In short, CBD interacts with the endocannabinoid system in a variety of ways, indirectly modulating cannabinoid receptor activity and affecting multiple physiological pathways. Its potential ranges from the treatment of neurological disorders to the regulation of metabolism and inflammation, positioning it as a compound of great interest in research and clinical practice.

However, despite all of the above, we at The Tree CBD would like to remind you once again that CBD is not a medicine, nor is it intended to diagnose, treat or cure any disease. If you think you might be ill or suffer from any kind of discomfort that is prolonged over time, it is always best to consult a medical professional and always follow their recommendations.


  1. Gaoni, Y., & Mechoulam, R. (1964). Isolation, structure, and partial synthesis of an active constituent of hashish. Journal of the American chemical society86(8), 1646-1647.
  2. Devane, W. A., Dysarz, F. 3., Johnson, M. R., Melvin, L. S., & Howlett, A. C. (1988). Determination and characterization of a cannabinoid receptor in rat brain. Molecular pharmacology34(5), 605-613.
  3. Munro, S., Thomas, K. L., & Abu-Shaar, M. (1993). Molecular characterization of a peripheral receptor for cannabinoids. Nature365(6441), 61-65.
  4. Devane, W. A., Hanuš, L., Breuer, A., Pertwee, R. G., Stevenson, L. A., Griffin, G., … & Mechoulam, R. (1992).
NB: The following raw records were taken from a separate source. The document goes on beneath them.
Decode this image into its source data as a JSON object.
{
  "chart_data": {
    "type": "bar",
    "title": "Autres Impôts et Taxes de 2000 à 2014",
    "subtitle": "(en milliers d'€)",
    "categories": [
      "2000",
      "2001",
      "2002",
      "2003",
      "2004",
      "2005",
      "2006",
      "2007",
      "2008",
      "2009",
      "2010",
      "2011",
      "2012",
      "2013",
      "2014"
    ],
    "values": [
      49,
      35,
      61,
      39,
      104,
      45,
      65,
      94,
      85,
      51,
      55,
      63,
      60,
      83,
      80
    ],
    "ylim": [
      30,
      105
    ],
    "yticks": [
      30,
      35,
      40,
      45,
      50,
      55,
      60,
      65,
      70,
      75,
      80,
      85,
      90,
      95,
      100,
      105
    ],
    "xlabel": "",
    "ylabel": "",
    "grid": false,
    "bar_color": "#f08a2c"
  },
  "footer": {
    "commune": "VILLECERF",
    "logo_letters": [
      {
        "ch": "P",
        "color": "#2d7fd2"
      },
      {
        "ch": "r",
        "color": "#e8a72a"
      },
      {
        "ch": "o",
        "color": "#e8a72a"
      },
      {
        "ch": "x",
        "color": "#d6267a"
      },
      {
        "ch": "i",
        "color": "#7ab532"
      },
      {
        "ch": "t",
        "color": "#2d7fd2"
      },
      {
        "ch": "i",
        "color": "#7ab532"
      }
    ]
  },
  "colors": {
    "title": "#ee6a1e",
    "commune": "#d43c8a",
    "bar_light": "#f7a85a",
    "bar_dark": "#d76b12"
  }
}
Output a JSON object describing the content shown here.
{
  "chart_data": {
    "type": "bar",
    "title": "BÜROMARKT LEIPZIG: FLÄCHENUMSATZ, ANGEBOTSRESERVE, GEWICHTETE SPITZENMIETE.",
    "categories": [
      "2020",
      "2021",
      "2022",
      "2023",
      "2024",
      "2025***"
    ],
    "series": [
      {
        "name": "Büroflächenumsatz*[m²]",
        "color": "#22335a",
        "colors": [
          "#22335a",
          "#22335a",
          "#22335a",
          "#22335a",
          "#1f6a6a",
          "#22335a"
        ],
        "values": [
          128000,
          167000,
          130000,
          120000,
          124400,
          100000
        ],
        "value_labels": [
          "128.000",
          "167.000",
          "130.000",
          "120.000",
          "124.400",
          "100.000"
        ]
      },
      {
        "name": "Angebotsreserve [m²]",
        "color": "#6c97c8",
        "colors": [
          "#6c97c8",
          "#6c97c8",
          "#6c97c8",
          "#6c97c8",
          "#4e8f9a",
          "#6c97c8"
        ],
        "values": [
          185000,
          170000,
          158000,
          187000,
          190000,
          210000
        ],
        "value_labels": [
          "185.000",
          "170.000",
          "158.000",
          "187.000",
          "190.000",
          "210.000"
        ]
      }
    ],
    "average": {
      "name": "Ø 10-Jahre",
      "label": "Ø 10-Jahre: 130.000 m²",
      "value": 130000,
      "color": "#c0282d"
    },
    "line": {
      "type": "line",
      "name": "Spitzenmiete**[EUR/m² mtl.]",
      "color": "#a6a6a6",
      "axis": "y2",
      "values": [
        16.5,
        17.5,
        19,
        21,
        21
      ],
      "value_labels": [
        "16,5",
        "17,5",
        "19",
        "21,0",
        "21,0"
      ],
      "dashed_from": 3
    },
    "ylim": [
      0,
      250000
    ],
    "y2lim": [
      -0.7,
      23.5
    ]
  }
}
Isolation and structure of a brain constituent that binds to the cannabinoid receptor. Science, 258(5090), 1946-1949.
  5. Micale, V., Di Marzo, V., Sulcova, A., Wotjak, C. T., & Drago, F. (2013). Endocannabinoid system and mood disorders: priming a target for new therapies. Pharmacology & therapeutics, 138(1), 18-37.
  6. Burstein, S. (2015). Cannabidiol (CBD) and its analogs: a review of their effects on inflammation. Bioorganic & medicinal chemistry, 23(7), 1377-1385.
  7. FICHA TECNICA EPIDYOLEX 100 MG/ML SOLUCION ORAL. (s. f.). — https://cima.aemps.es/cima/dochtml/ft/1191389001/FT_1191389001.html
  8. Suraev, A. S., Marshall, N. S., Vandrey, R., McCartney, D., Benson, M. J., McGregor, I. S., … & Hoyos, C. M. (2020). Cannabinoid therapies in the management of sleep disorders: a systematic review of preclinical and clinical studies. Sleep medicine reviews, 53, 101339.